Cremonini e il compleanno speciale (in casa)
Cremonini festeggia i 40 anni tra musica, amore e un pensiero a chi è in corsia
Non immaginava certo di festeggiarli così i suoi 40 anni: chiuso in casa con Martina e brindando con gli amici sul web . Ma per Cremonini quello di domani sarà lo stesso un compleanno «speciale».
Sono giorni bislacchi e bui, ma ad accenderne qualche attimo a casa Cremonini domani ci saranno 40 candeline. Resterà un compleanno memorabile, a prescindere. Concorda, Cesare?
«Sicuramente indimenticabile. Voglio dare un senso più profondo a questo compleanno. I 40 hanno già un significato nella vita delle persone, ma questi ancora di più. Non mi sarei mai aspettato di festeggiarli così, in maniera più raccolta, in casa, con la mia fidanzata.

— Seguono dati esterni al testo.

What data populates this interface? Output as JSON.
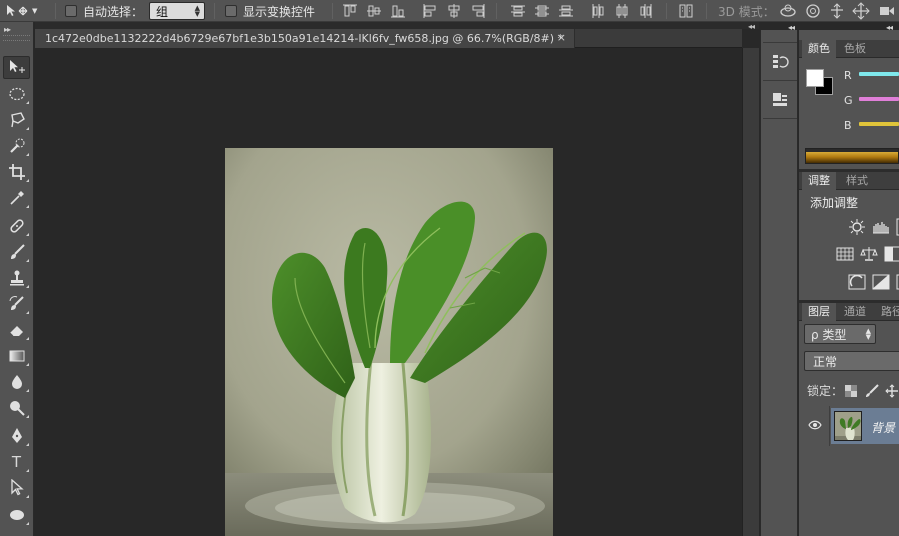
{
  "options_bar": {
    "auto_select_label": "自动选择：",
    "auto_select_value": "组",
    "show_transform_label": "显示变换控件",
    "mode_3d_label": "3D 模式："
  },
  "document": {
    "tab_title": "1c472e0dbe1132222d4b6729e67bf1e3b150a91e14214-IKl6fv_fw658.jpg @ 66.7%(RGB/8#) *",
    "close_glyph": "×"
  },
  "toolbar": {
    "active_tool": "move-tool",
    "tools": [
      "move-tool",
      "marquee-tool",
      "lasso-tool",
      "quick-selection-tool",
      "crop-tool",
      "eyedropper-tool",
      "healing-brush-tool",
      "brush-tool",
      "clone-stamp-tool",
      "history-brush-tool",
      "eraser-tool",
      "gradient-tool",
      "blur-tool",
      "dodge-tool",
      "pen-tool",
      "type-tool",
      "path-selection-tool",
      "shape-tool"
    ],
    "type_tool_glyph": "T"
  },
  "color_panel": {
    "tabs": [
      "颜色",
      "色板"
    ],
    "active_tab": "颜色",
    "foreground": "#ffffff",
    "background": "#000000",
    "channels": [
      {
        "label": "R",
        "color": "#7fe8ec"
      },
      {
        "label": "G",
        "color": "#e07fd8"
      },
      {
        "label": "B",
        "color": "#e0c43a"
      }
    ]
  },
  "adjustments_panel": {
    "tabs": [
      "调整",
      "样式"
    ],
    "active_tab": "调整",
    "title": "添加调整"
  },
  "layers_panel": {
    "tabs": [
      "图层",
      "通道",
      "路径"
    ],
    "active_tab": "图层",
    "filter_label": "ρ 类型",
    "blend_mode": "正常",
    "lock_label": "锁定：",
    "layers": [
      {
        "name": "背景",
        "visible": true,
        "selected": true
      }
    ]
  },
  "colors": {
    "ui_dark": "#282828",
    "ui_panel": "#535353",
    "layer_selected": "#6b7d94",
    "photo_background": "#a2a38e",
    "leaf_green": "#3f7a24",
    "stem_white": "#dfe3cf"
  }
}
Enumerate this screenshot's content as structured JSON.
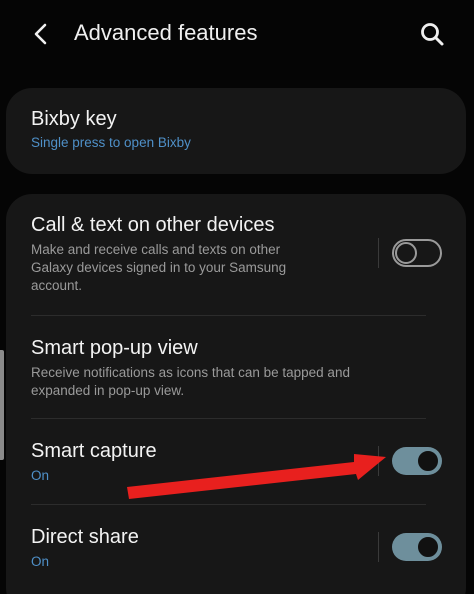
{
  "header": {
    "title": "Advanced features",
    "back_icon": "chevron-left-icon",
    "search_icon": "search-icon"
  },
  "bixby_key": {
    "title": "Bixby key",
    "subtitle": "Single press to open Bixby"
  },
  "settings": [
    {
      "title": "Call & text on other devices",
      "subtitle_lines": [
        "Make and receive calls and texts on other",
        "Galaxy devices signed in to your Samsung",
        "account."
      ],
      "toggle_on": false
    },
    {
      "title": "Smart pop-up view",
      "subtitle_lines": [
        "Receive notifications as icons that can be tapped and",
        "expanded in pop-up view."
      ]
    },
    {
      "title": "Smart capture",
      "status": "On",
      "toggle_on": true
    },
    {
      "title": "Direct share",
      "status": "On",
      "toggle_on": true
    }
  ],
  "colors": {
    "background": "#050505",
    "card": "#171717",
    "accent_blue": "#4f90c8",
    "toggle_on": "#6e8f9c",
    "annotation_arrow": "#e8201e"
  }
}
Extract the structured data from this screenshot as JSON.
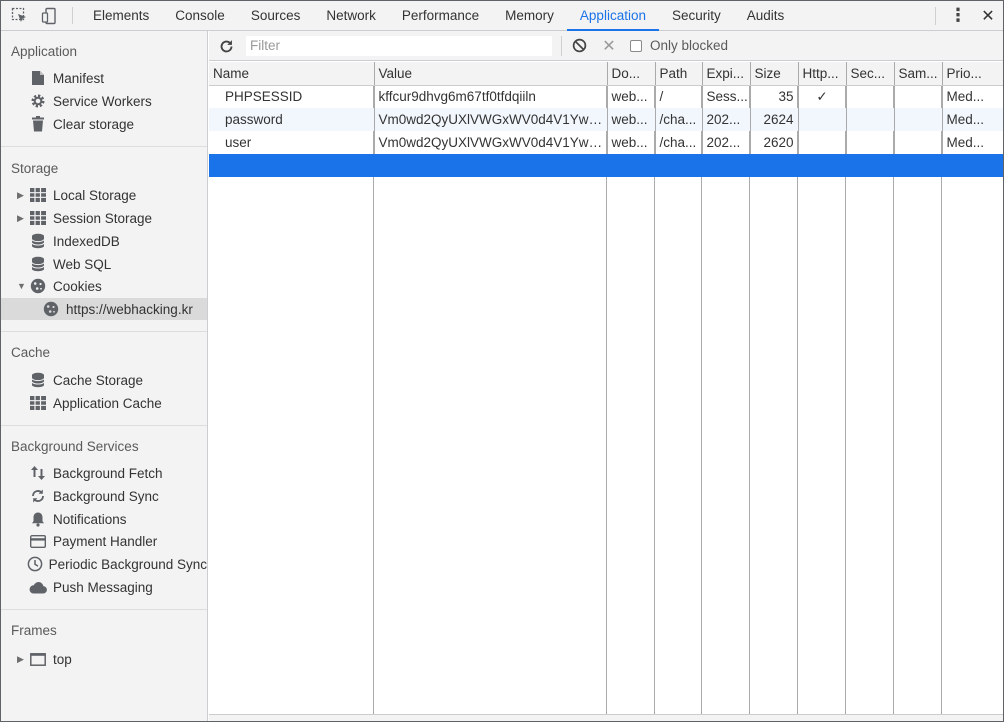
{
  "topbar": {
    "tabs": [
      "Elements",
      "Console",
      "Sources",
      "Network",
      "Performance",
      "Memory",
      "Application",
      "Security",
      "Audits"
    ],
    "active_tab": "Application",
    "close_glyph": "✕",
    "menu_glyph": "⋮"
  },
  "sidebar": {
    "application": {
      "title": "Application",
      "items": [
        "Manifest",
        "Service Workers",
        "Clear storage"
      ]
    },
    "storage": {
      "title": "Storage",
      "items": [
        "Local Storage",
        "Session Storage",
        "IndexedDB",
        "Web SQL",
        "Cookies"
      ],
      "cookie_child": "https://webhacking.kr"
    },
    "cache": {
      "title": "Cache",
      "items": [
        "Cache Storage",
        "Application Cache"
      ]
    },
    "background_services": {
      "title": "Background Services",
      "items": [
        "Background Fetch",
        "Background Sync",
        "Notifications",
        "Payment Handler",
        "Periodic Background Sync",
        "Push Messaging"
      ]
    },
    "frames": {
      "title": "Frames",
      "items": [
        "top"
      ]
    }
  },
  "toolbar": {
    "filter_placeholder": "Filter",
    "only_blocked_label": "Only blocked"
  },
  "cookies_table": {
    "headers": [
      "Name",
      "Value",
      "Do...",
      "Path",
      "Expi...",
      "Size",
      "Http...",
      "Sec...",
      "Sam...",
      "Prio..."
    ],
    "rows": [
      [
        "PHPSESSID",
        "kffcur9dhvg6m67tf0tfdqiiln",
        "web...",
        "/",
        "Sess...",
        "35",
        "✓",
        "",
        "",
        "Med..."
      ],
      [
        "password",
        "Vm0wd2QyUXlVWGxWV0d4V1YwZ...",
        "web...",
        "/cha...",
        "202...",
        "2624",
        "",
        "",
        "",
        "Med..."
      ],
      [
        "user",
        "Vm0wd2QyUXlVWGxWV0d4V1YwZ...",
        "web...",
        "/cha...",
        "202...",
        "2620",
        "",
        "",
        "",
        "Med..."
      ]
    ]
  },
  "colors": {
    "accent": "#1a73e8",
    "panel_bg": "#f3f3f3",
    "selected_row": "#1a73e8"
  }
}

Ma oggi, seguire le regole che ci sono state date è anche un modo di far bene agli altri. Non ho nessuna nostalgia della festa di compleanno che avevo sognato. Ci sarà tempo e spero modo per festeggiarlo come si deve».
Per domani?
«Ho organizzato una videochat con una cinquantina di persone per fare un brindisi di gruppo via web. Il coronavirus una cosa ce l’ha insegnata: cercare di arrangiarci con la tecnologia per mandare avanti le nostre vite».
Che regalo le piacerebbe ricevere?
«Diciamo che il regalo più bello l’ho già ricevuto: vedere la mia ragazza che in questa situazione si è data da fare assieme a me per andare avanti e per gestire la vita in casa, un’abitudine sconosciuta prima... la vita domestica non ha mai fatto tanto per me. Invece ora sono in casa con un amore, e questo è il regalo migliore che potessi ricevere, anche alla luce del fatto che tanti sono rimasti in casa forzatamente da soli».
Che musica hanno queste giornate?
«Ho messo in pausa le cose più nuove perché ho avuto la sensazione che il futuro stesse arrivando da una direzione diversa da quella che immaginavamo. Quindi ho tirato fuori dischi che sono per me beni di rifugio come quelli di Mina e Gino Paoli. Pensa al valore che una canzone come Il Cielo in una stanza può assumere oggi. Credo che la riscoperta di antiche melodie possa essere una buona compagna di viaggio in questo momento di passaggio. Poi sto riascoltando me. Il virus ci ha messo davanti allo specchio, stiamo rimbalzando di muro in muro dentro la nostra casa. E ho fatto ordine su quello che avevo fatto, riascoltandomi».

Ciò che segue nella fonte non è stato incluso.